The Obama strategy: from hope to fear

Patricio Navia

Buenos Aires Herald, July 17, 2012


After ‘hope’ was the word most closely associated with Obama’s presidential campaign message in 2008, the word ‘fear’ will be central to his re-election campaign in 2012. Because incumbent presidents cannot just run on promises alone, and because the Republican candidate raises concerns about his past history and his present priorities, Obama will likely try to repeat a presidential election victory by sticking to a one-word message, albeit a very different word.


In 2008, Barack Obama embodied the message of chance. Americans overwhelmingly believed the country was moving in the wrong direction. After 8 years of a Republican White House, and after two terms with President George W. Bush, Americans were ready to turn the page.  Obama rose to prominence in the democratic primaries precisely because he represented the kind of ideological and generational change that resonated with Americans.  Although Hillary Clinton was probably better prepared to be president, Americans were so eager to embrace change that Obama had an edge over his rivals. Hillary Clinton first and John McCain later represented too little change too late for Americans to feel comfortable with. Obama cruised to win the primaries because he successfully embodied the notion of change and then easily defeated McCain because he was convinced Americans that he embodied change they could believe in.


In 2012, after a 4-year term with its ups and downs, Obama would be a fool if he again ran on the notion of change.  He already has a record as president. With notable successes and undeniable failures, Obama has forged a legacy that will be at the center of the 2012 campaign.  The incumbent president can now associate his name with strengths, like experience, and concrete legacies, like health care reform and student loans. His opponent will link Obama’s legacies to controversial issues, like the prolonged economic crisis and the high levels of unemployment.  In addition, as it is inevitable with all incumbents, Obama now represents continuity. Whoever runs against him can easily appropriate the notion of change.


The Republican candidate, Mitt Romney, has sought to embrace the notion of change.

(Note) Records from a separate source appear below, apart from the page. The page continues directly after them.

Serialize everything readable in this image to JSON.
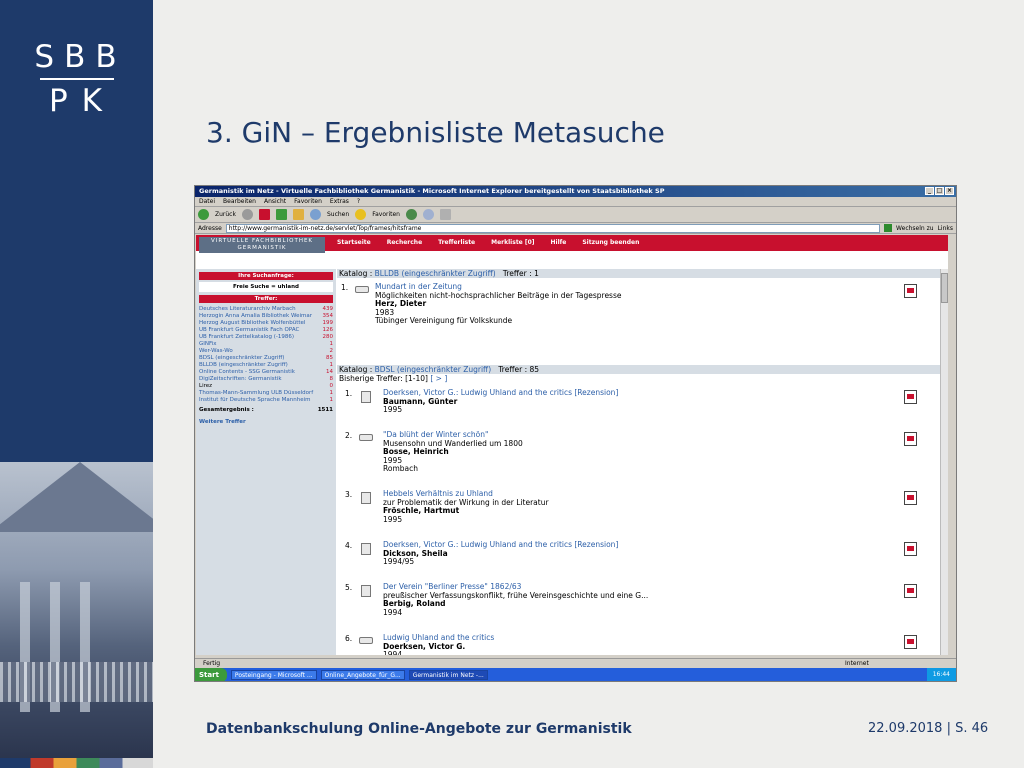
{
  "slide": {
    "logo_top": "SBB",
    "logo_bottom": "PK",
    "title": "3. GiN – Ergebnisliste Metasuche",
    "footer_left": "Datenbankschulung Online-Angebote zur Germanistik",
    "footer_right": "22.09.2018 | S. 46"
  },
  "browser": {
    "title": "Germanistik im Netz - Virtuelle Fachbibliothek Germanistik - Microsoft Internet Explorer bereitgestellt von Staatsbibliothek SP",
    "menu": [
      "Datei",
      "Bearbeiten",
      "Ansicht",
      "Favoriten",
      "Extras",
      "?"
    ],
    "toolbar": {
      "back": "Zurück",
      "search": "Suchen",
      "favorites": "Favoriten"
    },
    "address_label": "Adresse",
    "address": "http://www.germanistik-im-netz.de/servlet/Top/frames/hitsframe",
    "go_label": "Wechseln zu",
    "links_label": "Links",
    "status": "Fertig",
    "status_zone": "Internet"
  },
  "site": {
    "brand_line1": "VIRTUELLE FACHBIBLIOTHEK",
    "brand_line2": "GERMANISTIK",
    "nav": [
      "Startseite",
      "Recherche",
      "Trefferliste",
      "Merkliste [0]",
      "Hilfe",
      "Sitzung beenden"
    ]
  },
  "sidebar": {
    "request_header": "Ihre Suchanfrage:",
    "query": "Freie Suche = uhland",
    "hits_header": "Treffer:",
    "items": [
      {
        "label": "Deutsches Literaturarchiv Marbach",
        "count": "439"
      },
      {
        "label": "Herzogin Anna Amalia Bibliothek Weimar",
        "count": "354"
      },
      {
        "label": "Herzog August Bibliothek Wolfenbüttel",
        "count": "199"
      },
      {
        "label": "UB Frankfurt Germanistik Fach OPAC",
        "count": "126"
      },
      {
        "label": "UB Frankfurt Zettelkatalog (-1986)",
        "count": "280"
      },
      {
        "label": "GINFix",
        "count": "1"
      },
      {
        "label": "Wer-Was-Wo",
        "count": "2"
      },
      {
        "label": "BDSL (eingeschränkter Zugriff)",
        "count": "85"
      },
      {
        "label": "BLLDB (eingeschränkter Zugriff)",
        "count": "1"
      },
      {
        "label": "Online Contents - SSG Germanistik",
        "count": "14"
      },
      {
        "label": "DigiZeitschriften: Germanistik",
        "count": "8"
      },
      {
        "label": "Lirez",
        "count": "0"
      },
      {
        "label": "Thomas-Mann-Sammlung ULB Düsseldorf",
        "count": "1"
      },
      {
        "label": "Institut für Deutsche Sprache Mannheim",
        "count": "1"
      }
    ],
    "total_label": "Gesamtergebnis :",
    "total": "1511",
    "more": "Weitere Treffer"
  },
  "results": {
    "catalog1": {
      "label": "Katalog :",
      "name": "BLLDB (eingeschränkter Zugriff)",
      "hits_label": "Treffer :",
      "hits": "1"
    },
    "result1": {
      "num": "1.",
      "title": "Mundart in der Zeitung",
      "sub": "Möglichkeiten nicht-hochsprachlicher Beiträge in der Tagespresse",
      "author": "Herz, Dieter",
      "year": "1983",
      "extra": "Tübinger Vereinigung für Volkskunde"
    },
    "catalog2": {
      "label": "Katalog :",
      "name": "BDSL (eingeschränkter Zugriff)",
      "hits_label": "Treffer :",
      "hits": "85"
    },
    "so_far": "Bisherige Treffer: [1-10]",
    "so_far_link": "[ > ]",
    "items": [
      {
        "num": "1.",
        "title": "Doerksen, Victor G.: Ludwig Uhland and the critics [Rezension]",
        "sub": "",
        "author": "Baumann, Günter",
        "year": "1995",
        "extra": ""
      },
      {
        "num": "2.",
        "title": "\"Da blüht der Winter schön\"",
        "sub": "Musensohn und Wanderlied um 1800",
        "author": "Bosse, Heinrich",
        "year": "1995",
        "extra": "Rombach"
      },
      {
        "num": "3.",
        "title": "Hebbels Verhältnis zu Uhland",
        "sub": "zur Problematik der Wirkung in der Literatur",
        "author": "Fröschle, Hartmut",
        "year": "1995",
        "extra": ""
      },
      {
        "num": "4.",
        "title": "Doerksen, Victor G.: Ludwig Uhland and the critics [Rezension]",
        "sub": "",
        "author": "Dickson, Sheila",
        "year": "1994/95",
        "extra": ""
      },
      {
        "num": "5.",
        "title": "Der Verein \"Berliner Presse\" 1862/63",
        "sub": "preußischer Verfassungskonflikt, frühe Vereinsgeschichte und eine G...",
        "author": "Berbig, Roland",
        "year": "1994",
        "extra": ""
      },
      {
        "num": "6.",
        "title": "Ludwig Uhland and the critics",
        "sub": "",
        "author": "Doerksen, Victor G.",
        "year": "1994",
        "extra": ""
      }
    ]
  },
  "taskbar": {
    "start": "Start",
    "tasks": [
      "Posteingang - Microsoft ...",
      "Online_Angebote_für_G...",
      "Germanistik im Netz -..."
    ],
    "clock": "16:44"
  }
}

Given the dire economic conditions, with high levels of unemployment among white collar workers, a key voting bloc in several battleground states, it makes sense for Romney to seek to embody the concept of change. When a majority of Americans believe the country is going in the wrong direction, the presidential nominee of the opposition party has an enormous advantage over the incumbent. If he could have embodied the notion of change the same way Obama did in 2008, Romney would be running with a huge advantage in this election season.


However, Romney has failed to specify the kind of change he would bring about. In fact, he allowed his opponents in the Republican primaries to define his personality and his campaign message. Most recently, President Obama has also taken the offensive in defining Romney’s personality, past record and priorities. In an aggressive television ad campaign, the Obama team has transformed Romney’s past involvement in Bain Capital, an investment company, into a central campaign issue. By picking and choosing from the many management recommendations and advice Bain Capital made to its clients in the 1980s and 1990s, Obama has portrayed the company as a greedy bunch of business people who would always recommend outsourcing jobs to foreign countries. In the campaign ads, Bain is shown as being more preoccupied with capital rather than with the fate of American workers. In a context of high unemployment, Obama’s camp wants to share the blame with—if not fully assign it to—his Republican opponent. 


It remains to be seen if the Obama strategy to define—and corner—Romney as a business consultant who had no concern for the well-being of working class Americans will work.  So far, Obama continues to hold a marginal advantage over Romney in most battleground states.  If the election were held today, Obama would win a second term.


The President will fully use the weapon of fear in the 2012 campaign. Many of those who enthusiastically voted for him in 2008 are disappointed to see that the change they voted for did not materialize—or at best only partially happened. For them, the message of change will certainly not work, much less if Republicans now represent change. For those voters who supported Obama in 2008 and are now looking for a good reason to turnout and cast a vote in November, the message of fear might just do the trick. 


If he succeeds in portraying Romney as a businessman who will take a country going in the wrong direction and take it back to the point that created all the problems we now live in, Obama will achieve the same objective he achieved in 2008, mobilizing millions of voters in support of his campaign. If the message in 2008 was “change you can believe in”, the message in 2012 might very well turn out to be “fear that can get you out to vote.